El primer golpe de caldo, templado, lo
puse con unas hebras de azafrán infusionadas. A fuego medio, aquí las cocinas
son eléctricas y es un suplicio, fue incorporando el caldo caliente a los
fideos, como si fuera un risotto. No he encontrado almejas en ningún sitio y
los mejillones son tristes y deslucidos, así que mi guiso no lleva concha.
En el tramo final puse unas judías
verdes de las que me había encaprichado y las gambas peladas. Dejé que cocieran
dos minutos y llevé la olla la mesa.
Aquí no hay paelleras, tampoco hay
morteros, así que guisé con lo que pude, sin posibilidad de majadas ni de
aliolis, tampoco pude extender los fideos, más de un kilo, sobre la paella para
que se cuezan in extenso.
Preparamos una ensalada de tomate con
un queso local y con pepinos. También unas berenjenas asadas y el vino barato y
fresquito. De postre una gran bandeja de sandía y unos helados que compraron en
un badulaque de carretera.

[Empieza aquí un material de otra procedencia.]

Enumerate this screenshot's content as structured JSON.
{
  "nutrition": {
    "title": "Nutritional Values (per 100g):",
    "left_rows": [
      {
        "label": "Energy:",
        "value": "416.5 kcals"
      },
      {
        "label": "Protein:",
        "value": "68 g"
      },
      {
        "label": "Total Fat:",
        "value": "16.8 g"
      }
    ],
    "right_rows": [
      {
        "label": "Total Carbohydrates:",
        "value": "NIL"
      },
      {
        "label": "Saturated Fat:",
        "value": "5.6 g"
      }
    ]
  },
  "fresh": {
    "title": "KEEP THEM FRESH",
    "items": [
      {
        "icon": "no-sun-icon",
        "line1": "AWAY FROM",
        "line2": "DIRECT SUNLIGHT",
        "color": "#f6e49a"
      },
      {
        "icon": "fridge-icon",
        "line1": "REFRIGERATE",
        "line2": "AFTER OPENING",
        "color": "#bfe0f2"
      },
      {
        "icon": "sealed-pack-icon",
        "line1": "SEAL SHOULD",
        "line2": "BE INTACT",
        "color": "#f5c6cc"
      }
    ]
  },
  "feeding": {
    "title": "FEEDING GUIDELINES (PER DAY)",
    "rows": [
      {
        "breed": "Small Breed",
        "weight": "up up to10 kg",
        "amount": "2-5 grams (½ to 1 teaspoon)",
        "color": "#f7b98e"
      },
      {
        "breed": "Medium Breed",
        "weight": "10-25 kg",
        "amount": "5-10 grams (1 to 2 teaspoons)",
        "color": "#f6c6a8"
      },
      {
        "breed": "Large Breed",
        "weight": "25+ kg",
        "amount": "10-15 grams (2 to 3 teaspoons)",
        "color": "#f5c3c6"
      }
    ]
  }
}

También asomó alguna tableta de chocolate. A eso de
las cinco de la tarde marchamos hacia la playa para ver caer el sol.
Caro Grilli erevamos giovani e belli,
sobre todo los pequeños.
España, Francia, Italia y Grecia tienen una conexión muy especial, aunque no en todos estos países sea posible hacer una fideua. Matisse ha sido quien mejor ha captado la luz y el color en común de estos países.